Dakota Access attorneys alleged in their court filing that workers have been threatened, rocks and bottles have been thrown, and Archambault excused tribal employees from work last week to protest the pipeline's ongoing construction.
The tribal chair told local news media he will continue to be arrested and others will carry out acts of civil disobedience to disrupt the pipeline work. On Monday, sheriff's deputies and about 30 North Dakota Highway Patrol troopers were at the protest site on the reservation.
The protesters are causing the pipeline project to "lose goodwill among its customers" and delays are "diminishing its opportunity to complete construction of the pipeline's water crossing before permits expire," Dakota Access attorneys allege in their court filing.

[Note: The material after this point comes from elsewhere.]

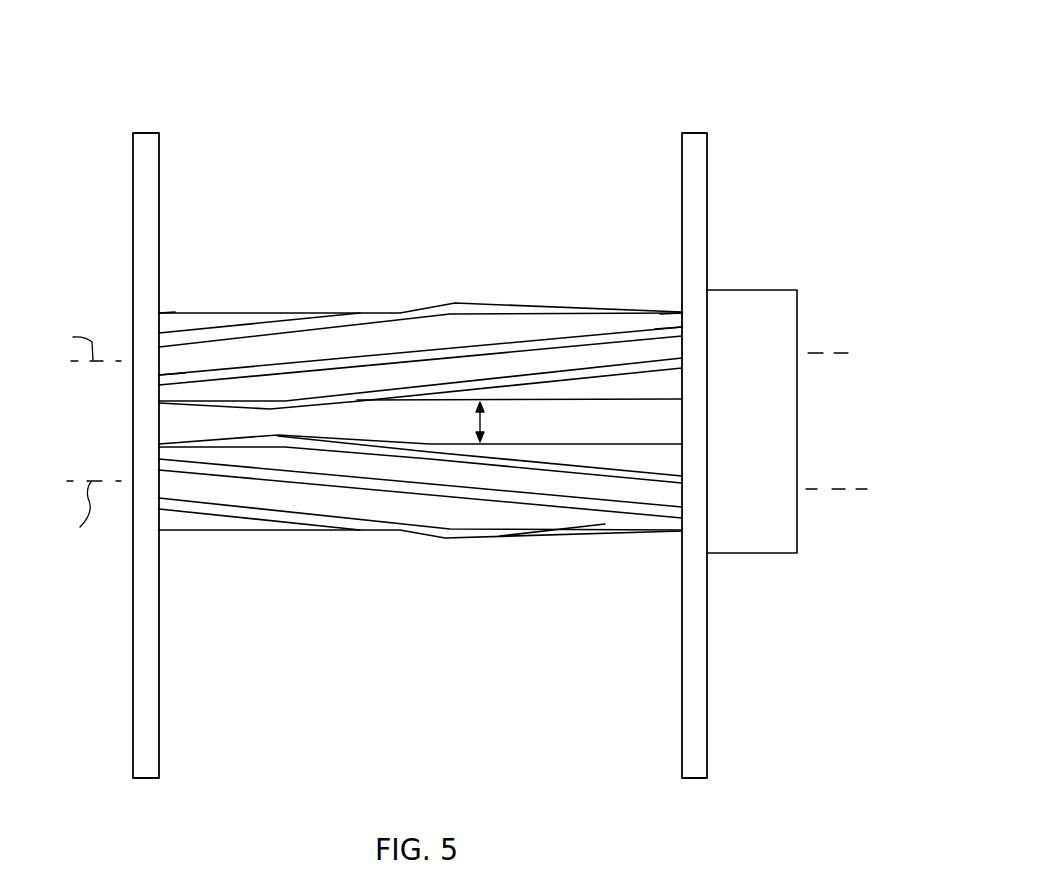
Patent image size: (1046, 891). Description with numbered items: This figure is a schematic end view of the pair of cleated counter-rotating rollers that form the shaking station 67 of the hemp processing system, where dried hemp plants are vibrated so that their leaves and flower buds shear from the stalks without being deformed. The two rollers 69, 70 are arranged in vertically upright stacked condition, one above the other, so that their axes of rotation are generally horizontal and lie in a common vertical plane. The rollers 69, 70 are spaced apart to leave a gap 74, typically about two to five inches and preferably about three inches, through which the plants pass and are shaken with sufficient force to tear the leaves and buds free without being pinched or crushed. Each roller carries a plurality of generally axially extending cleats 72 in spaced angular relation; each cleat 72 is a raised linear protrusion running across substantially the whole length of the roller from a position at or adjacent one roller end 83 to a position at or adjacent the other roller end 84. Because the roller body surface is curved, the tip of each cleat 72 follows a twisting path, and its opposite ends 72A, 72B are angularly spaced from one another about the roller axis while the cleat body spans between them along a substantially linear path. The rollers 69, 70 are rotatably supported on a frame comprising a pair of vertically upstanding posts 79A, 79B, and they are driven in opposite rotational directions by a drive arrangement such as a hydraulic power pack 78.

After several fits and starts in the first half of this year, Iowa regulators in June finally authorized ETP to start construction. It was the fourth and final Midwest state needed for the project, which would ship Bakken crude oil to markets along the East and Gulf coasts (see Shale Daily, June 7).
The Iowa Utilities Board action authorized Dakota Access Pipeline to start construction activity outside the pre-construction notice (PCN) areas along the route, which crosses the state diagonally from the northwest to southeast corners. PCN areas are parts of the route that the USACE has subsequently approved.
"We are constructing this pipeline in accordance with applicable laws, and the local, state and federal permits and approvals we have received," said the ETP spokesperson, adding that the regional project has national benefits.